Erupsi Gunung Ile Lewotolok di Kabupaten Lembata, NTT
Erupsi Gunung Ile Lewotolok di Kabupaten Lembata, NTT

Badan Geologi melaporkan, Gunung Ile Lewotolok di Kabupaten Lembata, Provinsi Nusa Tenggara Timur (NTT), mengalami kenaikan status aktivitas vulkanik dari Level II (Waspada) menjadi Level III (Siaga).

Petugas Pemantau Gunung Ile Lewotolok, Stanislaus Arakian mengatakan, kenaikan status itu terhitung sejak hari ini, Minggu, 18 Januari 2026 pukul 11.00 WITA.

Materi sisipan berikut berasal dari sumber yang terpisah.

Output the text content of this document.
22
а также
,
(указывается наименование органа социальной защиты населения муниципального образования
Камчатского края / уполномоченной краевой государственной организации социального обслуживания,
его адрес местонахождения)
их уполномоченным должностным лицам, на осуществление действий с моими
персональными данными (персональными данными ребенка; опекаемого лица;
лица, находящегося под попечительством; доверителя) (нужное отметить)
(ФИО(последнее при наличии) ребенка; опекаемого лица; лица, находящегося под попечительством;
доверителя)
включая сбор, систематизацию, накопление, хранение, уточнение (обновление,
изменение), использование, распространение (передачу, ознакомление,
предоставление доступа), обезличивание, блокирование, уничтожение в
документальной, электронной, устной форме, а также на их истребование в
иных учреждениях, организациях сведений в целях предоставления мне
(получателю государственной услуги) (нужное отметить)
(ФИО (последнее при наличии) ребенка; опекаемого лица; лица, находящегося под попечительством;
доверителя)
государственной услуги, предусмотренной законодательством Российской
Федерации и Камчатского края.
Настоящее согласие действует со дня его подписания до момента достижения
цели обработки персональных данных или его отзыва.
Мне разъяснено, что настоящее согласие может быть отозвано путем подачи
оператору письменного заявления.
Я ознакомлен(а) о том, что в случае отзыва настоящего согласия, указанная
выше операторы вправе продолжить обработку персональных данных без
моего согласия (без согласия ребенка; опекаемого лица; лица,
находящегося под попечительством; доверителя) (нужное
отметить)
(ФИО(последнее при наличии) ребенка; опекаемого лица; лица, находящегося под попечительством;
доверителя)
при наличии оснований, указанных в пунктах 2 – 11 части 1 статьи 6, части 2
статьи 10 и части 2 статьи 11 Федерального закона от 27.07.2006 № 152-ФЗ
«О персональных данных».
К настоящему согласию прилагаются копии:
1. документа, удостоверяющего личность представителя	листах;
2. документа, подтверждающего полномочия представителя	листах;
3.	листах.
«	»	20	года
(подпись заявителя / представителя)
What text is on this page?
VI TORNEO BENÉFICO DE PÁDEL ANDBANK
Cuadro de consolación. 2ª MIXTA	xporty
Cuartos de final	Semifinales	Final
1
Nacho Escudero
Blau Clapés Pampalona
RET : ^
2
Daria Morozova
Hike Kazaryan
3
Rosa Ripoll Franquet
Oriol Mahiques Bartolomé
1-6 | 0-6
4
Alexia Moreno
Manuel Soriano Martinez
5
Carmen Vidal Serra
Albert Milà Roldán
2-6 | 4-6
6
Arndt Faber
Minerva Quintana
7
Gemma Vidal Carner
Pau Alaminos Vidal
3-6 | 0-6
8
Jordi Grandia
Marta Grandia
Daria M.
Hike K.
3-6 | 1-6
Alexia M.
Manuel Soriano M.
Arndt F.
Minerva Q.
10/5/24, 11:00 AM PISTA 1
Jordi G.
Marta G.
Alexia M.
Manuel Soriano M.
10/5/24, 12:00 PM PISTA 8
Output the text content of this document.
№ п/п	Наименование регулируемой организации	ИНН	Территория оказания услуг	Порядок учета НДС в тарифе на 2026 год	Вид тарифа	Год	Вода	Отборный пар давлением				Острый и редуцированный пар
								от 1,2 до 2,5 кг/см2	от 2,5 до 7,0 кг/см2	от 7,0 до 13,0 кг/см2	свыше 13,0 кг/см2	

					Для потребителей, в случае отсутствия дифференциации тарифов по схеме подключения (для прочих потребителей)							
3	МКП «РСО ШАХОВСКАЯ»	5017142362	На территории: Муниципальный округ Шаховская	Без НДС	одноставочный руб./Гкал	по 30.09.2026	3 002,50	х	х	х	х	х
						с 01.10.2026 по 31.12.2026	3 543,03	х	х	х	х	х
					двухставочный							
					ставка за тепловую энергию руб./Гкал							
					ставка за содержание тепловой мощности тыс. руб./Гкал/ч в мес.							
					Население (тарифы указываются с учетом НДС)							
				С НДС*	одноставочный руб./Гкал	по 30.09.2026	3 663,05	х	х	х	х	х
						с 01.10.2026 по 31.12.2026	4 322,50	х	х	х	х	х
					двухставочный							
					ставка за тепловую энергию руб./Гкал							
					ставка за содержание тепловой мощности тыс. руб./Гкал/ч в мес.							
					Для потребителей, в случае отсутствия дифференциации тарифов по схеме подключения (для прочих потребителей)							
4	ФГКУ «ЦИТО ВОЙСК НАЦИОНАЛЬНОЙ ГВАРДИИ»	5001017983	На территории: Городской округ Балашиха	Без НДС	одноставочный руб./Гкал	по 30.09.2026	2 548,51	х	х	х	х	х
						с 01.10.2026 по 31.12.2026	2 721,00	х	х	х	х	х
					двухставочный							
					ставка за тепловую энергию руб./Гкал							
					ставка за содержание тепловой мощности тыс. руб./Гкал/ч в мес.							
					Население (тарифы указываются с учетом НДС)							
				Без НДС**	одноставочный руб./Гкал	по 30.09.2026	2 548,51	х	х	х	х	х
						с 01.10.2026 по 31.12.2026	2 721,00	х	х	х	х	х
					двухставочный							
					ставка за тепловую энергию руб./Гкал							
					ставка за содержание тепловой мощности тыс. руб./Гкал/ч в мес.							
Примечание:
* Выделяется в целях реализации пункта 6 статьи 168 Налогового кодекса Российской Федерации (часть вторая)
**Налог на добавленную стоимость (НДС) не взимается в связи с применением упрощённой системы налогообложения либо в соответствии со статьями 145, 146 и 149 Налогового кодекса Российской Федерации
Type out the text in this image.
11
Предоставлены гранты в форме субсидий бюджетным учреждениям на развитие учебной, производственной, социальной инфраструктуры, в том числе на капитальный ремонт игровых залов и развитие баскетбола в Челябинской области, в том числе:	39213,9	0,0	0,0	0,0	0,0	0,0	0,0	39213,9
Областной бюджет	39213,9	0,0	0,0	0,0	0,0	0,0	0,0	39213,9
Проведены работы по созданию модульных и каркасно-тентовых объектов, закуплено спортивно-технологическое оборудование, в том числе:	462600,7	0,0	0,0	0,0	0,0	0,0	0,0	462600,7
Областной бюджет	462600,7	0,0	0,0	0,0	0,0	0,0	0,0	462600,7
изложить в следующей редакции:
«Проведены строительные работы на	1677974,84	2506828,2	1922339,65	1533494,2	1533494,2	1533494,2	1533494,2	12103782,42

“Kenaikan status itu terjadi karena jumlah kejadian erupsi semakin meningkat tajam dari hari ke hari,” kata Stanislaus dikutip dari Antara, Minggu, 18 Januari 2026.

Visual Gunung Api Ile Lewotolok di Lembata, NTT, yang mengalami erupsi, Selasa, 14 Mei 2024.

Dia mengatakan, gunung yang pernah meletus pada 2020 dengan mengakibatkan banyak warga mengungsi itu, sudah menunjukkan peningkatan aktivitas erupsi pada 4 Januari 2026 dengan tinggi kolom abu mencapai 300 meter di atas puncak.

Dia mengatakan, pada 13 Januari 2026, terekam 341 kejadian gempa Erupsi. Di tanggal yang sama, mulai teramati aliran lava yang keluar dari kawah gunung tersebut, yang sebelumnya mengalir di dalam kawah.

Berdasarkan data kegempaan pada 1-15 Januari 2026, tercatat 2.713 kali gempa erupsi, 4.391 kali gempa embusan, lima kali gempa guguran, 834 kali tremor non-harmonik, tujuh kali gempa hybrid, 13 kali gempa vulkanik dangkal serta 25 kali gempa vulkanik dalam, delapan kali gempa tektonik lokal, dan delapan kali gempa tektonik jauh.

Selama 16-18 Januari 2026, mulai pukul 06.00 WITA, tercatat 831 kali gempa erupsi, 925 kali gempa embusan, dan satu kali gempa vulkanik dalam.

Secara visual, kata dia, gunung api terlihat jelas hingga tertutup kabut. Selain itu, teramati asap kawah berwarna putih dan kelabu dengan intensitas tipis hingga sedang dengan tinggi berkisar 20-200 meter dari puncak.

Tinggi kolom erupsi berkisar 200-500 meter dari puncak berwarna putih, kelabu hingga hitam. Lontaran material erupsi menjangkau jarak 300 meter dari pusat erupsi, keluar kawah ke arah tenggara.

Erupsi disertai suara gemuruh lemah hingga sedang. Selain itu, terjadi guguran namun tidak teramati secara visual jarak dan arahnya, sedangkan aliran lava sektor barat dengan jarak 100 meter dari bibir kawah.